Most people think of data augmentation as a technique to improve their model during training.
Starting from an initial dataset, you can generate synthetic copies of each sample that will make a model resilient to variations in the data.
This is true, but there's something more you can do to improve your model's predictions.
Imagine you are building a multi-class classification model.
When testing it, you take every sample, run it through the model, and determine the corresponding class from the result.
You use one picture to make a prediction, so you have one opportunity to get the correct answer.
Unfortunately, sometimes this is not enough.
You can take advantage of data augmentation to give you a better opportunity to make the correct prediction.
Test-time augmentation is a technique where you can augment samples before running them through the model, then average the prediction results.
Instead of running a picture through the model, you can generate three versions of it by changing the image's contrast, rotating it slightly, and cropping it a bit.
You now have four different pictures to make a prediction.
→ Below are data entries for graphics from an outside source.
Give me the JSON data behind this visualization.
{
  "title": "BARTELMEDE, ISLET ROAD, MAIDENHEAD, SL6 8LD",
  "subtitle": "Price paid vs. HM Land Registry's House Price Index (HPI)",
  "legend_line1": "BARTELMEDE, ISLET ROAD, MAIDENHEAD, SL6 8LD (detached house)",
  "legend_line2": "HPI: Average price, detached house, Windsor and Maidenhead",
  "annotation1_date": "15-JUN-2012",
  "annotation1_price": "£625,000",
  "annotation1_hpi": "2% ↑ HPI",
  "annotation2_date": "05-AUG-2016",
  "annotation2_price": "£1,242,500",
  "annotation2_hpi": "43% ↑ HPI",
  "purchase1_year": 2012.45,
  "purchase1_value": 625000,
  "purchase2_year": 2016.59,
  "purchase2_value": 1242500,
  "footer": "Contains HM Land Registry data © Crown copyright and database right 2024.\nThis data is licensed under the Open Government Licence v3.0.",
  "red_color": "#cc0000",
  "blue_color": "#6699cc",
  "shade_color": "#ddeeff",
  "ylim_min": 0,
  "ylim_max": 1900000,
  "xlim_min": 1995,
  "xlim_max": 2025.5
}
Run them through the model, average the four softmax vectors you get back, and determine the final class from the result.
By augmenting the original image, you give the model more opportunities to "see" something different and compute the correct prediction.
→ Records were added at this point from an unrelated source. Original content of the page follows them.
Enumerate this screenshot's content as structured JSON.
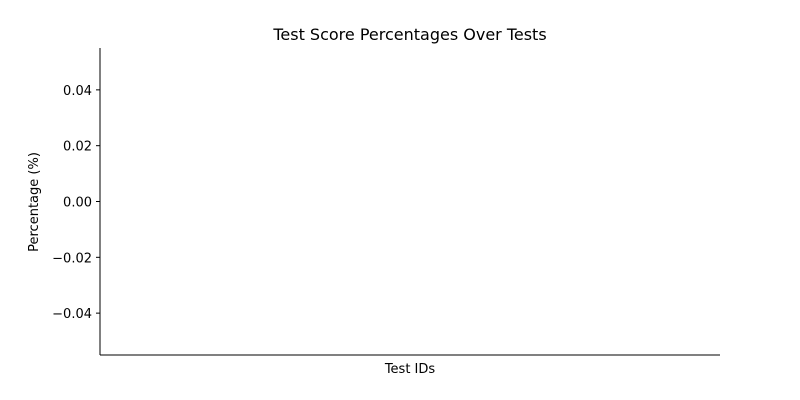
{
  "chart_data": {
    "type": "line",
    "title": "Test Score Percentages Over Tests",
    "xlabel": "Test IDs",
    "ylabel": "Percentage (%)",
    "x": [],
    "series": [],
    "ylim": [
      -0.055,
      0.055
    ],
    "yticks": [
      -0.04,
      -0.02,
      0.0,
      0.02,
      0.04
    ],
    "ytick_labels": [
      "−0.04",
      "−0.02",
      "0.00",
      "0.02",
      "0.04"
    ],
    "xticks": [],
    "grid": false,
    "legend": "none"
  }
}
The success of Test-time augmentation depends on how good are your augmented samples.
That's where most of your time will go.
Your augmented samples will have a lot of influence on the final result. If you create sloppy variations of the original image, test-time augmentation can quickly decrease your model's performance.
In practice, explore this technique using a few slight modifications to the initial picture. You'll find most of the success relies on avoiding excessive complexity.